By Charlotte Wooldridge | posted on July 30, 2020
HEALTH Minister Roger Cook has swung back at his Liberal opponent this week after accusations of Albany’s health care system being “left behind” by the Labor Government.
Promises of a cancer radiation therapy machine for Albany Health Campus stretch back to September 2018, when Member for O’Connor Rick Wilson secured $6.6 million of Federal funding through the Radiation Oncology Health Program Grants Scheme.
Despite the financial commitment, WA Country Health Service continually stated such equipment was off the table for Albany until at least 2024.
This changed when $13.1 million of State Government funding intended for the Carnegie wave energy project in Albany was reallocated to help pay for the cancer machine project in March 2019, with an updated timeline for completion of the cancer radiation therapy machine set for the second half of 2022.
While many state projects are being fast-tracked to boost economic growth in WA, Shadow Health Minister Zak Kirkup has accused the Labor Government of unnecessarily stalling the project.
“The proposed radiation and oncology facility has been delayed significantly through what I think is a lack of leadership from the State Government,” Mr Kirkup said.
“What we’ve seen now through the advocacy of Rick Wilson is the Federal Government contribute $6.6 million towards this facility, but the State Government is dragging its heels.
“Albany is being left behind with a facility that should have been built some years ago. We’re seeing it no longer on the cards even being built in this term of government, with it not being finished until mid-2022.
“This is far, far too long.
“We’ve just been to the site, you can go there now and it’s exactly what it was a year or two years ago. The money’s there waiting, the Government just hasn’t acted quick enough on this.”
Health Minister Roger Cook fired back at Mr Kirkup, saying Labor Government’s large financial backing shows their commitment to its completion and the region.
“The McGowan Government is committed to bringing lifesaving radiation oncology services to the Great Southern as soon as practicable,” he said.

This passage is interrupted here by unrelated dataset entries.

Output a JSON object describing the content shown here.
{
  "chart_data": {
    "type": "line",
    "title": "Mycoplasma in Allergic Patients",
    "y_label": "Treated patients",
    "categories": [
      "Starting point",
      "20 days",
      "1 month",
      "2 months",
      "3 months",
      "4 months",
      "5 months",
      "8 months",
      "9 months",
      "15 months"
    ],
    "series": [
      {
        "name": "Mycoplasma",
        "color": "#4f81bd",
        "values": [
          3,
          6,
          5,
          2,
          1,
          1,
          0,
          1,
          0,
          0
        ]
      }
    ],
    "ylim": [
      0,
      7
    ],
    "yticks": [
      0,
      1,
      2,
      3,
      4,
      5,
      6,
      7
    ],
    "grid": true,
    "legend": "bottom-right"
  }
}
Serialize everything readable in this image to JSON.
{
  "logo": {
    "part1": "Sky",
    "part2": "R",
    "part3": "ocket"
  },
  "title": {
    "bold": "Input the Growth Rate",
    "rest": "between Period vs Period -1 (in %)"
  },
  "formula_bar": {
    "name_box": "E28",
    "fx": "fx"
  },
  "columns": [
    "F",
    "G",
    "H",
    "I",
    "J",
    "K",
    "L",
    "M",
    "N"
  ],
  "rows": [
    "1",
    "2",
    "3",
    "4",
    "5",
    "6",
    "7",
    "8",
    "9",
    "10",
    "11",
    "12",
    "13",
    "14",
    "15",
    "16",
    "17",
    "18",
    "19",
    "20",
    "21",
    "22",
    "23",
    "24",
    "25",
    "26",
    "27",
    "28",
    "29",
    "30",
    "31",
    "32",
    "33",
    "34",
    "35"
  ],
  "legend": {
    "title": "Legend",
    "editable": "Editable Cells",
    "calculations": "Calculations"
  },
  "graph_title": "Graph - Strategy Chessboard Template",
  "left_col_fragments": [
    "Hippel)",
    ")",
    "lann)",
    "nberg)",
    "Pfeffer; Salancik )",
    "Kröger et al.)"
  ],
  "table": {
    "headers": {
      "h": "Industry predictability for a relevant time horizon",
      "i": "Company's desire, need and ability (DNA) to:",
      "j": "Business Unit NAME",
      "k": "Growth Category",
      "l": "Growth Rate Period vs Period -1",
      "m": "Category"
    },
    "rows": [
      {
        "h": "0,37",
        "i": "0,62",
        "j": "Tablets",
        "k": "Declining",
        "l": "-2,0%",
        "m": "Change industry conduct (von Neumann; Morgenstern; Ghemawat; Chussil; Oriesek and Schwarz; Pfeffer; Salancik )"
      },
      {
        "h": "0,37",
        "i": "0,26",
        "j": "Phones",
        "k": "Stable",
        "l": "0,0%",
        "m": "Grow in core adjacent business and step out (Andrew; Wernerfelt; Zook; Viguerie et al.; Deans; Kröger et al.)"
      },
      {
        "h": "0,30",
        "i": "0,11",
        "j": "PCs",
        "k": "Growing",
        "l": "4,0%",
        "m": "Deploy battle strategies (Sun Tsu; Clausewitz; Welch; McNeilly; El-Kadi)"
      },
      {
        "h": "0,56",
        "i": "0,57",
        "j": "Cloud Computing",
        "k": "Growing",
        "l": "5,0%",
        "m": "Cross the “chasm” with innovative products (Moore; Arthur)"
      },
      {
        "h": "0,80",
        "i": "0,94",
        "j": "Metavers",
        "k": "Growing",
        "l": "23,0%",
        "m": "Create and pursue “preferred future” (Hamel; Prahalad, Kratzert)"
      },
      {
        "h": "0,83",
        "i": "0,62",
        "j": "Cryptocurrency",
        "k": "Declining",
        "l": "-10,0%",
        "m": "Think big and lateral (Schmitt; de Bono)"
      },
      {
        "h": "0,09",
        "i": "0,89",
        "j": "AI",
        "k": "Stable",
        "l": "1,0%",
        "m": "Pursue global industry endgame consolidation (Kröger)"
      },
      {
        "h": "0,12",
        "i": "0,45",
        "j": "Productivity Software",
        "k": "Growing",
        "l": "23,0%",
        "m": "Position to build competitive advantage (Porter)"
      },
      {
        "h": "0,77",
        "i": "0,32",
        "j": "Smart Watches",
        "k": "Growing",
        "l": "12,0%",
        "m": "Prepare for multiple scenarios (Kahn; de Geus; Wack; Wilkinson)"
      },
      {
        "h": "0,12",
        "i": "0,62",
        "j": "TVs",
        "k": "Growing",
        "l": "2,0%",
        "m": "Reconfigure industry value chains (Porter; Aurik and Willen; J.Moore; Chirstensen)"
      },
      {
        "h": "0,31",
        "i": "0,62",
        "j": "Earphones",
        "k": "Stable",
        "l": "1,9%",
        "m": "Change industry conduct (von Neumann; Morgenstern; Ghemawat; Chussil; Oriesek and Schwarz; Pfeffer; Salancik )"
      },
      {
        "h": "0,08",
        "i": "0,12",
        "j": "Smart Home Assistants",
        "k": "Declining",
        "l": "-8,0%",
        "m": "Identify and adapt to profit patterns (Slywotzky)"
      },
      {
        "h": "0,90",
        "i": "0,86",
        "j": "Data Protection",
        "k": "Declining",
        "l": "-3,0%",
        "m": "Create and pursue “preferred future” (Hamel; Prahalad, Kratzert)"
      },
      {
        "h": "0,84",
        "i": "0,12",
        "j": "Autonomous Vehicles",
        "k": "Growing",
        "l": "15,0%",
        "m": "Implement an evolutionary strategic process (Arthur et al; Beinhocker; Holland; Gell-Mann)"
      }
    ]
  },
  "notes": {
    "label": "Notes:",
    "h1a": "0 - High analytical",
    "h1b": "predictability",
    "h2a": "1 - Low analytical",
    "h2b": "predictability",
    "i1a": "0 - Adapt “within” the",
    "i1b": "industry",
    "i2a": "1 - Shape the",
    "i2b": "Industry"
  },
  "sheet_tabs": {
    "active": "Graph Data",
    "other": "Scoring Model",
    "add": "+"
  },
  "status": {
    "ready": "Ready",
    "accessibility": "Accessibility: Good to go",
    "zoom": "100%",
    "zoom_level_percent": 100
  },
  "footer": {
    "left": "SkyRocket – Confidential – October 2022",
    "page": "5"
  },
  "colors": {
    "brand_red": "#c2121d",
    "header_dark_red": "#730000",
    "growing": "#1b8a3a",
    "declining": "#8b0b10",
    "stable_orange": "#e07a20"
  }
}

“This is a complex piece of work that will be housing radioactive machinery – public safety needs to be the number one priority for the staff and patients using the service.
“We aren’t going to cut corners on safety in rush to the ribbon.
“It’s disingenuous for Mr Kirkup to say Albany has been left behind.
“The Federal Liberal party are only contributing $6.6m to the machine, whereas the McGowan Government is contributing double that.”
The campaign to obtain a radiotherapy machine for Albany began more than four years ago with Denmark resident Mary Williams at the helm.
Ms Williams said she was fed up with “excuses” from the Labor camp and wanted some “real” answers.
“Minister Cook knows exactly how I feel,” she said.
“What is the hold up? He’s making the excuses of ‘it’s a very difficult project, we want to keep people safe’ and I understand all that, but what’s going to be any different in the next year or two years?”
Ms Williams said Labor leaders were not being clear on the timeline and were potentially putting immunocompromised people at risk by delaying the project.
“Our vulnerable people are travelling these incredible distances, it’s absolutely horrendous,” she said.
“Just give me an answer as to why this project cannot be fast-tracked … We need this now – not yesterday, not tomorrow – now.”
Ms Williams had some choice words for the Premier for his lack of progress on the project.
“If he thinks he can swan in here with his campaign and all the rest of it, then it ain’t gonna happen,” she said.
“There’s a lot of people very angry about this, and right now the Great Southern are on edge.
“The gloves are off now, and they have been for some time. These false promises and fobbing off is totally unacceptable, and we as the Great Southern will not tolerate this.”